This answer seems too simple to be correct, so I'm probably misunderstanding some of the rules, but I claim that I can get
>! 11594 gold

as follows:
>! Black Turn 1: Place bishops on d4 and i9, and attack the rooks on e5 and h8  
>! White Turn 1: e5 and h8 are only protected by rooks and queens, so rooks will defend. The bishop on e5 is captured by a rook from either f5 or e6 and the bishop on h8 is captured by a rook from either g8 or h7.  
>! Black Turn 2: Place knights on the two squares that were just vacated by White's rooks. These attack the queens for victory. (f5/e6 threaten g7 and g8/h7 threaten f6)  
>! Costs: Killing both queens nets 12000 gold. Killing them on step two loses me 400 gold, and placing two units on each of the first two turns costs another 6.  

Is this optimal?
>! With this understanding of the rules, yes. Clearly, there is no way to kill either queen on turn 1, and both sacrifices are required in order to get close enough.

A variation, to distinguish from the other answer:
>! Bd4xe5 can be replaced with either Nc8xe7 or Nh3xg5, and likewise Bi9xh8 with either Nj5xh6 or Ne10xf8.

EDIT: Ah! A surprise!

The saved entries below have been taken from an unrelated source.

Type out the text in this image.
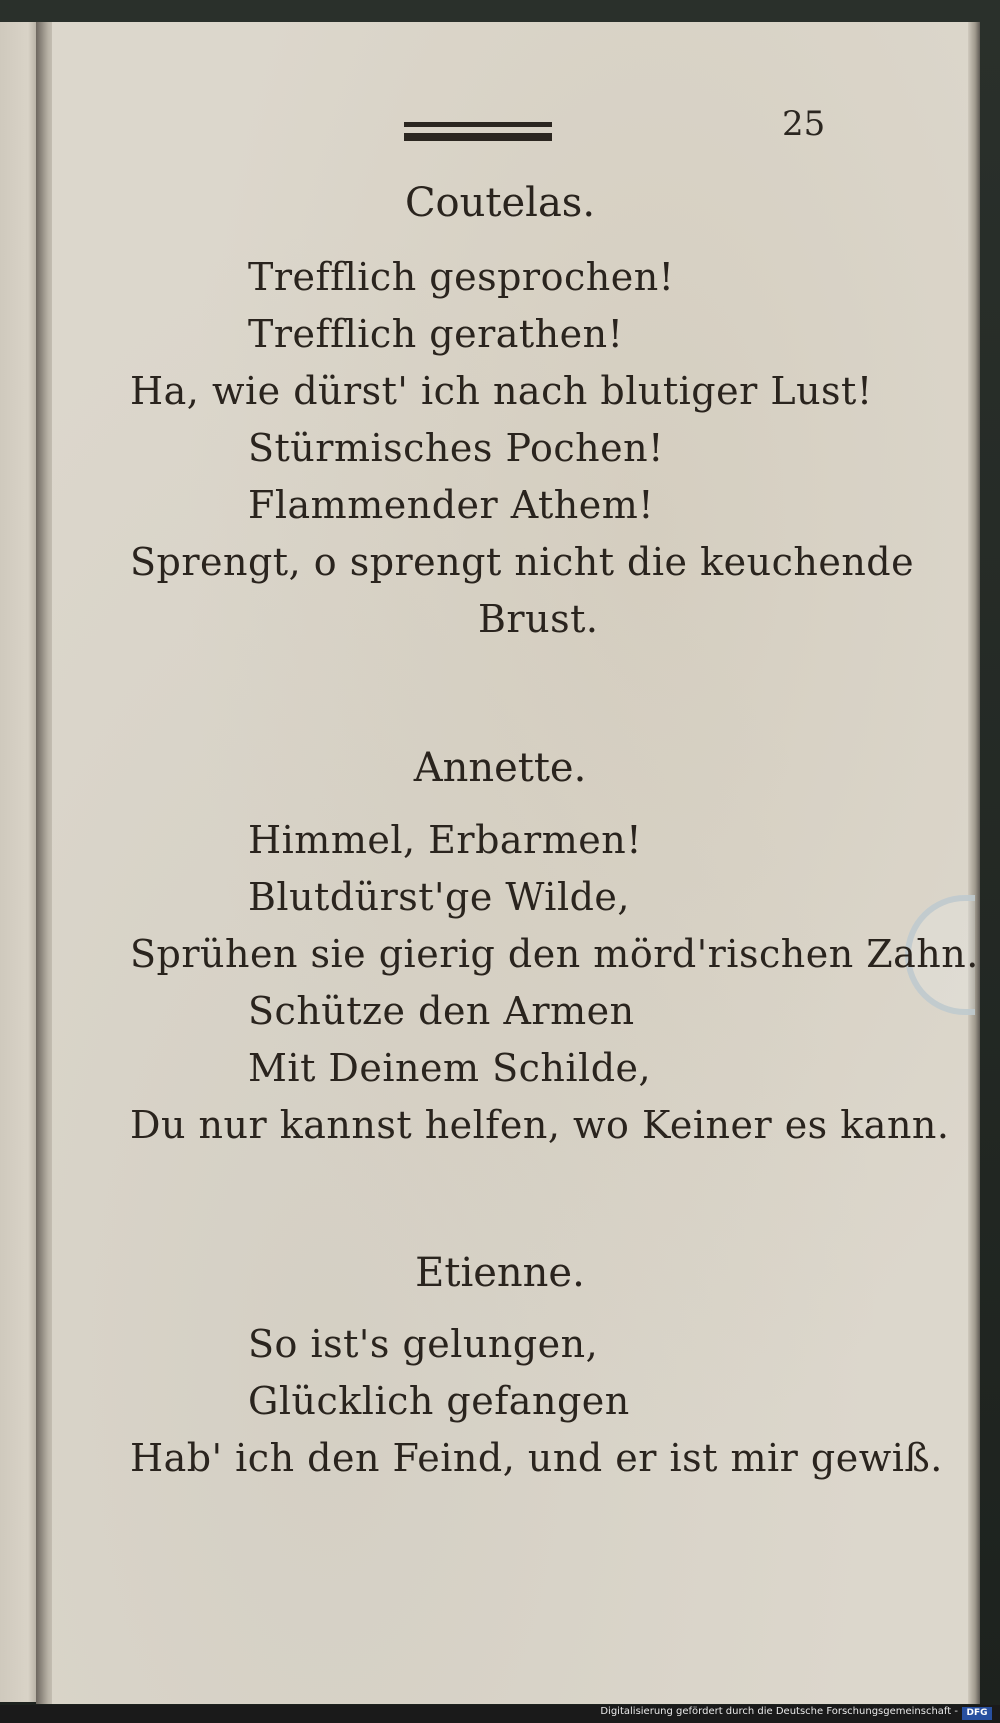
25
Coutelas.
Trefflich gesprochen!
Trefflich gerathen!
Ha, wie dürst' ich nach blutiger Lust!
Stürmisches Pochen!
Flammender Athem!
Sprengt, o sprengt nicht die keuchende
Brust.
Annette.
Himmel, Erbarmen!
Blutdürst'ge Wilde,
Sprühen sie gierig den mörd'rischen Zahn.
Schütze den Armen
Mit Deinem Schilde,
Du nur kannst helfen, wo Keiner es kann.
Etienne.
So ist's gelungen,
Glücklich gefangen
Hab' ich den Feind, und er ist mir gewiß.
Digitalisierung gefördert durch die Deutsche Forschungsgemeinschaft - DFG
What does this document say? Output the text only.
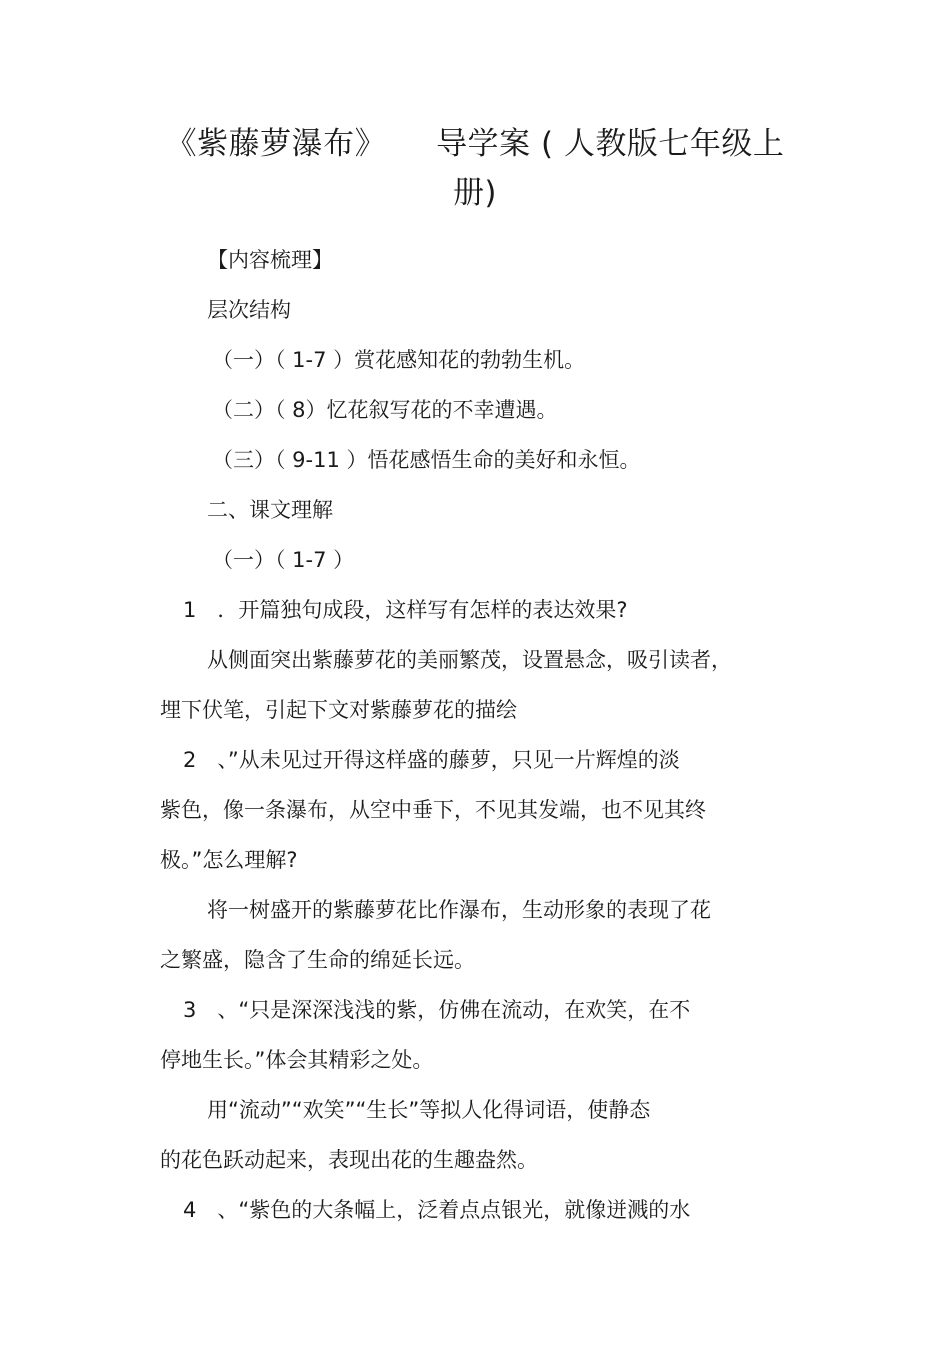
《紫藤萝瀑布》 导学案 ( 人教版七年级上
册)
【内容梳理】
层次结构
（一）（ 1-7 ）赏花感知花的勃勃生机。
（二）（ 8）忆花叙写花的不幸遭遇。
（三）（ 9-11 ）悟花感悟生命的美好和永恒。
二、课文理解
（一）（ 1-7 ）
1　．开篇独句成段，这样写有怎样的表达效果?
从侧面突出紫藤萝花的美丽繁茂，设置悬念，吸引读者，
埋下伏笔，引起下文对紫藤萝花的描绘
2　、”从未见过开得这样盛的藤萝，只见一片辉煌的淡
紫色，像一条瀑布，从空中垂下，不见其发端，也不见其终
极。”怎么理解?
将一树盛开的紫藤萝花比作瀑布，生动形象的表现了花
之繁盛，隐含了生命的绵延长远。
3　、“只是深深浅浅的紫，仿佛在流动，在欢笑，在不
停地生长。”体会其精彩之处。
用“流动”“欢笑”“生长”等拟人化得词语，使静态
的花色跃动起来，表现出花的生趣盎然。
4　、“紫色的大条幅上，泛着点点银光，就像迸溅的水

How will I get through these pawns?
>! Black 1: Na7xc8 Nl6xj5 (these knights are paralyzed, but they die anyway so I don't care)  
>! White 1: Since I get to resolve the pawn conflicts, I choose d7xc8 i6xj5  
>! Black 2: Nd7xf6 Ni6xg7 for the win, with same rewards as before!  
>! And if knights are forbidden I'll need three turns (11388 gold):  
>! Black 1: Bl3xk4 Ba10xb9  
>! White 1: j5xk4 c8xb9  
>! Black 2: Bj5xi6 Bc8xd7  
>! White 2: Rh6xi6 Re7xd7 (Rooks have priority over pawns)  
>! Black 3: Bh6xg7 Be7xf6